March 1, 2011 / 3:59 PM / 9 years ago

Militares egípcios definem cronograma acelerado para democracia

Por Marwa Awad e Tom Perry

CAIRO (Reuters) - As Forças Armadas egípcias marcaram a data provisória de 19 de março para uma votação sobre reformas constitucionais, como prelúdio para uma eleição parlamentar em junho, a ser seguida por uma eleição presidencial que inauguraria uma democracia plena. A informação foi divulgada na terça-feira por fontes do Exército.

O Conselho Supremo das Forças Armadas, que desde a deposição do presidente Hosni Mubarak, em 11 de fevereiro, está no comando do país árabe mais populoso do mundo, propõe um cronograma acelerado para a abertura de um novo capítulo na história moderna do Egito.

“O cronograma anunciado pelos jovens é um cronograma preliminar para eventos-chave nos próximos meses”, disse a fonte do Exército, quando indagado sobre declarações de líderes da juventude que se reuniram com o conselho na semana passada e revelaram a data de 19 de março.

Os líderes da juventude disseram que a eleição parlamentar será feita em junho, com uma eleição presidencial seis semanas depois.

Os militares, que prometeram ficar em guarda contra uma “contra-revolução”, depois de receios de que o círculo interno de Mubarak procure conservar o controle sobre o poder, poderão fazer mais modificações no gabinete ainda esta semana, após mudanças recentes, disse a fonte.

Crescem nos círculos políticos as especulações de que o primeiro-ministro Ahmed Shafiq possa apresentar sua renúncia. Nomeado para o cargo por Mubarak nos últimos dias deste na presidência, o premiê foi alvo de um protesto na praça Tahrir na sexta-feira, pedindo seu afastamento.

A Irmandade Muçulmana, movimentos de jovens e outros grupos políticos vêm pedindo a substituição do gabinete interino, no qual as pastas-chave da Defesa, Relações Exteriores, Interior e Justiça estão nas mãos de políticos nomeados por Mubarak.

“O regime inteiro precisa partir, e isso inclui o governo de Shafiq”, disse Ibrahim Ali, que protestava na praça Tahrir.
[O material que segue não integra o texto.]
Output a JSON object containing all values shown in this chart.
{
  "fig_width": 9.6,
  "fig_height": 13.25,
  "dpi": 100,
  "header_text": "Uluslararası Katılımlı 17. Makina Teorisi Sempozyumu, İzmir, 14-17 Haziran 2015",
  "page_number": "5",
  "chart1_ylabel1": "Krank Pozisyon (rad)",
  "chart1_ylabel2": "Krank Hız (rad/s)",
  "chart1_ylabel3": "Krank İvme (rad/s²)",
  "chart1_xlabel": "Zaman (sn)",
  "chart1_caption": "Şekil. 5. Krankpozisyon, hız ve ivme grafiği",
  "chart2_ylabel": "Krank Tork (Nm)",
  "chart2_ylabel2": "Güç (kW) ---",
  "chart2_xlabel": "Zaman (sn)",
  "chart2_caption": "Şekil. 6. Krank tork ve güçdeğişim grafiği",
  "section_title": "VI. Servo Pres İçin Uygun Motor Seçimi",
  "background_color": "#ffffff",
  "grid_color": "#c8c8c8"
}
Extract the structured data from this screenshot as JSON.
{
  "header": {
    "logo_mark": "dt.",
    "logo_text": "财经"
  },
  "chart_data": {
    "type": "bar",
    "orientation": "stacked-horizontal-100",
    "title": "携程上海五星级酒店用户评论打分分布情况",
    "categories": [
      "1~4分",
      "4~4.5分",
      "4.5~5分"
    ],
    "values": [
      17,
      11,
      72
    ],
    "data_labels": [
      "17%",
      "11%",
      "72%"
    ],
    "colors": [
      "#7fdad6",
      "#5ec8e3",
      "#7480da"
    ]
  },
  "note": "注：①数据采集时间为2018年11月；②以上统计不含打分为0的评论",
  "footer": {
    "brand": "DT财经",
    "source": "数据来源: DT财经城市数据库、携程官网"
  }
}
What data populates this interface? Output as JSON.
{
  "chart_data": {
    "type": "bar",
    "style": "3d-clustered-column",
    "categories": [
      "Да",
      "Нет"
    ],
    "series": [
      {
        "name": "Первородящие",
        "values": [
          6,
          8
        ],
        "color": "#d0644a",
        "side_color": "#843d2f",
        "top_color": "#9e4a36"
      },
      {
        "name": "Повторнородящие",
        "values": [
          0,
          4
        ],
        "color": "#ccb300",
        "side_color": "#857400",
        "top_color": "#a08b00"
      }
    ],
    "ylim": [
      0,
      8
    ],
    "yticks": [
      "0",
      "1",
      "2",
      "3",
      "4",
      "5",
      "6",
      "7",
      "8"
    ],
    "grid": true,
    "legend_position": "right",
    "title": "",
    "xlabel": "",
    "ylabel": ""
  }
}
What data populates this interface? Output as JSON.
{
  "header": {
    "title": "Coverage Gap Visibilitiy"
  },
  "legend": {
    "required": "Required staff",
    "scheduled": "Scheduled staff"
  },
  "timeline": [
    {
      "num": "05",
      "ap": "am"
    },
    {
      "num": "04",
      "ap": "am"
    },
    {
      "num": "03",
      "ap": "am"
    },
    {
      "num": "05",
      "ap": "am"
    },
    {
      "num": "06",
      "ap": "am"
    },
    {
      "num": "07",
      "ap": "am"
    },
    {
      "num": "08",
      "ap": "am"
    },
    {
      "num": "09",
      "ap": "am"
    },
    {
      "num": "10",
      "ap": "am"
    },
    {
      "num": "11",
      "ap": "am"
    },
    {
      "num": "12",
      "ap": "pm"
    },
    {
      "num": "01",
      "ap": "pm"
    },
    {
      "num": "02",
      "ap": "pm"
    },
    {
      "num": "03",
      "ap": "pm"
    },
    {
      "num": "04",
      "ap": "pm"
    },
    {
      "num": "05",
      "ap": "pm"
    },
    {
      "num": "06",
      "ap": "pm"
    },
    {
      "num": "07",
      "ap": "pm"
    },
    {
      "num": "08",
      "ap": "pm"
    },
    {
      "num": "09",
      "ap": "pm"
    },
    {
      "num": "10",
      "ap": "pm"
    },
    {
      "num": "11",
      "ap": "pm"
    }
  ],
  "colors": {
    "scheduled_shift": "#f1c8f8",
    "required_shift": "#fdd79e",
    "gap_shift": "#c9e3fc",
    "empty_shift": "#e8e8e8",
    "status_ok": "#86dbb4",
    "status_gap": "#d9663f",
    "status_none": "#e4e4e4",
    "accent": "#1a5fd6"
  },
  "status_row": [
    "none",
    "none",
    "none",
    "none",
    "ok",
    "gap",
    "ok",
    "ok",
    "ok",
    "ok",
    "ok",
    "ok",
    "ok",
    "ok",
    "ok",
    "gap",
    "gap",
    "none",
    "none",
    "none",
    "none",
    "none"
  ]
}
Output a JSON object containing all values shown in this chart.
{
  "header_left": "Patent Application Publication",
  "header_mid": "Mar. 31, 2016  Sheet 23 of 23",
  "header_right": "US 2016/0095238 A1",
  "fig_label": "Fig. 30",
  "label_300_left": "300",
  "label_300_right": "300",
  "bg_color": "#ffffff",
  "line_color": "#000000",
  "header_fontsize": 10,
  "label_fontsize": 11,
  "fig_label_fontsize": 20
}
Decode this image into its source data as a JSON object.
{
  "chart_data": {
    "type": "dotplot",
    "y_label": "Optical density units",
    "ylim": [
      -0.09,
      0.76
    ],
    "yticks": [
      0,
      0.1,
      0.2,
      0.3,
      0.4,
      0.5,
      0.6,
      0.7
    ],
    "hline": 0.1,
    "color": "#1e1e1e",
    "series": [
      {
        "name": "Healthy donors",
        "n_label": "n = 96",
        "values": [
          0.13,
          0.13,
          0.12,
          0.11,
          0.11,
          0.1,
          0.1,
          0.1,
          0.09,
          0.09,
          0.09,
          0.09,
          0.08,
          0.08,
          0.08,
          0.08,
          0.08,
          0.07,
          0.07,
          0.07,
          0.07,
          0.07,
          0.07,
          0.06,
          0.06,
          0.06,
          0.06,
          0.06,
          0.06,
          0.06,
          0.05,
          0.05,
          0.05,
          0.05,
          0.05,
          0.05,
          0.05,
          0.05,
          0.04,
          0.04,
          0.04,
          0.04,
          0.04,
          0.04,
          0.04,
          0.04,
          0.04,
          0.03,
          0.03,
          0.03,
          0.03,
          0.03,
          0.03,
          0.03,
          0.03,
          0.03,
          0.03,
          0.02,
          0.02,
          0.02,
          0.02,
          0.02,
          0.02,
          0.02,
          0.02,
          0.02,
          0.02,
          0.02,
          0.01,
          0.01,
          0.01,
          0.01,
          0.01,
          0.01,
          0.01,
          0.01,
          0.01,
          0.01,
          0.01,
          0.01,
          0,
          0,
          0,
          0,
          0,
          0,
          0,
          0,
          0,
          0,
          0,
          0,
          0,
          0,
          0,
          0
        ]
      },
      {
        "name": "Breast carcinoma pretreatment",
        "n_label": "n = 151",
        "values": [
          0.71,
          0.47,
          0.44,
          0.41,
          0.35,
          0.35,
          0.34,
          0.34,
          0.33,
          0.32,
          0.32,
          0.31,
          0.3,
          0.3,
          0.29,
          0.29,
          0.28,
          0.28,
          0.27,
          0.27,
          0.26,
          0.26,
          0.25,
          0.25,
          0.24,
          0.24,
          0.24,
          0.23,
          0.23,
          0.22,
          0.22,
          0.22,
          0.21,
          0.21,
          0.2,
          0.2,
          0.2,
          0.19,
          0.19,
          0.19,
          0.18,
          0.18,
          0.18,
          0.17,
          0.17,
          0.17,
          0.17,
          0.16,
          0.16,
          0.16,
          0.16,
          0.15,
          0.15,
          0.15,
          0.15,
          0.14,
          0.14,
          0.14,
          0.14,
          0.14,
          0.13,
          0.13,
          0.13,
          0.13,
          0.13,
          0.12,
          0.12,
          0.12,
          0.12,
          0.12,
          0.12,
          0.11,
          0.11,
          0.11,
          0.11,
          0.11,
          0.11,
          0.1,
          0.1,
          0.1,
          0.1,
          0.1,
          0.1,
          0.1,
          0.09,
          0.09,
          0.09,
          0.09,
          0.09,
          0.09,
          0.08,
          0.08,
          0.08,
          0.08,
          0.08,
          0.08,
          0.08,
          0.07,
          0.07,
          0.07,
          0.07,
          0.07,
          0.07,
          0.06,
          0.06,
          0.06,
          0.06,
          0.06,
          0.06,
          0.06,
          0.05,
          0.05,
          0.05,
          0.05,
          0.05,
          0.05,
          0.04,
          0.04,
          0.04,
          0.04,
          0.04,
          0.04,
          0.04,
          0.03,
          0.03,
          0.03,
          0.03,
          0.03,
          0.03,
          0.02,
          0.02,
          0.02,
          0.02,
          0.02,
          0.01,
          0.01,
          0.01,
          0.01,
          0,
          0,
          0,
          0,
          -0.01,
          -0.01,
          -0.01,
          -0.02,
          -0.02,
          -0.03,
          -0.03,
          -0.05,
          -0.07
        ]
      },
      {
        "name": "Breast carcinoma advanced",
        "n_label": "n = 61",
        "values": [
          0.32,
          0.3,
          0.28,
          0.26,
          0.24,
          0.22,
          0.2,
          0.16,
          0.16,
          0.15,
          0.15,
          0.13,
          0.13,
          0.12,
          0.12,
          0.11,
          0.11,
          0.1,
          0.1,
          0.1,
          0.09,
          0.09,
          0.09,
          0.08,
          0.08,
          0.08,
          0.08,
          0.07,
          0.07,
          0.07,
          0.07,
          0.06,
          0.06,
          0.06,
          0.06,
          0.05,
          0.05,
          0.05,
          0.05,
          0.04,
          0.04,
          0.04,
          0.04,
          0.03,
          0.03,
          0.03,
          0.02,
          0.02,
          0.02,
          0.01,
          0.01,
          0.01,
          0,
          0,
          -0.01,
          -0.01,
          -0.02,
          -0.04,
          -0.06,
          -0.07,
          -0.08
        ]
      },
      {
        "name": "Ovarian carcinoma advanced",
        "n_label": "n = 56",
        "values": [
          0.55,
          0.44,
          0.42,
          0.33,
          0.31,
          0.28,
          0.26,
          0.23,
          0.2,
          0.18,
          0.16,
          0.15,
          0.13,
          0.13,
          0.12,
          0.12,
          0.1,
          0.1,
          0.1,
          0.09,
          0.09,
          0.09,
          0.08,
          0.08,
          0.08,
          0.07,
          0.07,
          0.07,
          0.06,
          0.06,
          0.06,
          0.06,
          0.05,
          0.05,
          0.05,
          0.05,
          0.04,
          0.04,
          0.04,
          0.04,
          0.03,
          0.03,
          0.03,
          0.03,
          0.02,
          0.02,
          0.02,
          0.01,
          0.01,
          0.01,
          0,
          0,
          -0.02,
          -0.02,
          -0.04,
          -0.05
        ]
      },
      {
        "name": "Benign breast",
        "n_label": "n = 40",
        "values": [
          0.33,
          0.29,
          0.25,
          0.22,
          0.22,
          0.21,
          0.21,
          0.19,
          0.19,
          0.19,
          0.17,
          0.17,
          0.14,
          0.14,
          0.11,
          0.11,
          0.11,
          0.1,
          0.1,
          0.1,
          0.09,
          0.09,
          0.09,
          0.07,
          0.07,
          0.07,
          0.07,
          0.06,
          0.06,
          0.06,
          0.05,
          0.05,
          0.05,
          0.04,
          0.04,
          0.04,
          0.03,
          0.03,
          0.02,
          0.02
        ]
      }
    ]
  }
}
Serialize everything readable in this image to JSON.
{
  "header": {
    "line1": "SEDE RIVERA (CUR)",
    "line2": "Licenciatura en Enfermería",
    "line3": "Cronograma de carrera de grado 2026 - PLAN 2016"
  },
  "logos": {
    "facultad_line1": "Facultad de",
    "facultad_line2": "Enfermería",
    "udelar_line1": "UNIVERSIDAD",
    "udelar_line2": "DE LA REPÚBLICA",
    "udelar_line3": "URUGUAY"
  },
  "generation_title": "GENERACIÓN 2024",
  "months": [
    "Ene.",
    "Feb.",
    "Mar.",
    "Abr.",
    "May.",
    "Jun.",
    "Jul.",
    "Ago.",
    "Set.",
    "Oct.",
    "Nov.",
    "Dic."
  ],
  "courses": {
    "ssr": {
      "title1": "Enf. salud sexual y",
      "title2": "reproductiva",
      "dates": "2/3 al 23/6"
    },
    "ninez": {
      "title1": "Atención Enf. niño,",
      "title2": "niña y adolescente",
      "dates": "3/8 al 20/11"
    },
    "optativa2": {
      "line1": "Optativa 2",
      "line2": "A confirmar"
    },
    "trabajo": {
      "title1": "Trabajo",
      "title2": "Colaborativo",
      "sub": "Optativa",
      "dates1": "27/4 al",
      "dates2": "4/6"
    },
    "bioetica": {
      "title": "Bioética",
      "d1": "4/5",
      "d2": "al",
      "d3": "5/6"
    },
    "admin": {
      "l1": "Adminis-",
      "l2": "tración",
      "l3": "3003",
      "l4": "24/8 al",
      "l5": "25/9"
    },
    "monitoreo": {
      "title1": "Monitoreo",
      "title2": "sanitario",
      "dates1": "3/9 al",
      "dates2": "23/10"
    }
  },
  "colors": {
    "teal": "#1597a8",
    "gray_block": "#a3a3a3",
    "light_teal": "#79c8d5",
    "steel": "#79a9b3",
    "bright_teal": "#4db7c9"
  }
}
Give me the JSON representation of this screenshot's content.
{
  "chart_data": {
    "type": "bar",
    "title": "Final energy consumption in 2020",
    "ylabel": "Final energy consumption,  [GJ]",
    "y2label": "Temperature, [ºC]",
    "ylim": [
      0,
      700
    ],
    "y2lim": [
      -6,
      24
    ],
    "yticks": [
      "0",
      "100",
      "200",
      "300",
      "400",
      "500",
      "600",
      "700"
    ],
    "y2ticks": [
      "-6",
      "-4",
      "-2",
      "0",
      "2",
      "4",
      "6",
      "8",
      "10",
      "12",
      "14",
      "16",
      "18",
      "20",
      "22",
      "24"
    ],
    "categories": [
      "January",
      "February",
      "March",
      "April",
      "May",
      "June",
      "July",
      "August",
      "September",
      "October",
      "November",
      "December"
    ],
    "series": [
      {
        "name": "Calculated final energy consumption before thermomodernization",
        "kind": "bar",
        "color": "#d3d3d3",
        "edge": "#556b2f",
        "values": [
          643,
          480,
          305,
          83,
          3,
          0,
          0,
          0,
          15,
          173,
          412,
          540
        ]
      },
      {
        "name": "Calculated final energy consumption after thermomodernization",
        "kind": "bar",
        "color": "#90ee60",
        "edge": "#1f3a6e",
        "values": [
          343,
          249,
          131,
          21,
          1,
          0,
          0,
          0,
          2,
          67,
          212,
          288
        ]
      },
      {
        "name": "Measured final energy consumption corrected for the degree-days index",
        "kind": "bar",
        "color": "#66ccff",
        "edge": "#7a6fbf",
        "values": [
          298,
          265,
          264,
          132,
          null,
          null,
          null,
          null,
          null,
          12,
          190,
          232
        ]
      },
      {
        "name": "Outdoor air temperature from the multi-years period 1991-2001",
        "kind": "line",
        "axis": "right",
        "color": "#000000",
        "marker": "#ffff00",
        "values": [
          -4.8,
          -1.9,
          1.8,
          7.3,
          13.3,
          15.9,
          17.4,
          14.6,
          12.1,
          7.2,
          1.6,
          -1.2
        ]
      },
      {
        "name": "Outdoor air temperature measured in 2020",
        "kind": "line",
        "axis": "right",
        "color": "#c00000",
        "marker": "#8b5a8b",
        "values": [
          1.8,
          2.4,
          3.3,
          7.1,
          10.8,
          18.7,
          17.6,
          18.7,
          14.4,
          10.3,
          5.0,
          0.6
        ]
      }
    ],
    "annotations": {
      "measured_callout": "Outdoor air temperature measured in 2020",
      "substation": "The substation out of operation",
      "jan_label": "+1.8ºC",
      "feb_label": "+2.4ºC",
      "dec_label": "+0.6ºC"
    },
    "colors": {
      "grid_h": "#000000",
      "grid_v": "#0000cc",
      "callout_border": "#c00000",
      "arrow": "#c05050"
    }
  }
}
A vida na capital egípcia ainda não voltou ao normal. Novas barracas foram montadas por manifestantes na praça Tahrir, o epicentro da revolta contra Mubarak, as escolas ainda estão fechadas, e a Bolsa de Valores, que se esperava que fosse reaberta na terça-feira, adiou sua reabertura para o domingo.

Os passos dados pelos militares em direção à democracia vêm sendo saudados internacionalmente e pela oposição no Egito, aliado-chave dos EUA no Oriente Médio e que tem um tratado de paz com Israel. O alto comando quer que o Egito volte à normalidade no menor prazo possível.

VELOCIDADE DAS MUDANÇAS PREOCUPA

Mas a trajetória acelerada mapeada pelos generais causa receios a alguns egípcios, para os quais é preciso mais tempo para a vida política se desenvolver, após décadas de opressão.

Eleições aceleradas beneficiam políticos associados ao Partido Nacional Democrático (NPD) de Mubarak que sobreviveram à campanha de combate à corrupção que vem alvejando figuras destacadas da era do ex-presidente.

Empresários e políticos antes associados ao NPD já estão se mobilizando para as eleições, enquanto outros grupos políticos ainda aguardam que o conselho militar revogue as restrições que impediam a formação de partidos, na era de Mubarak.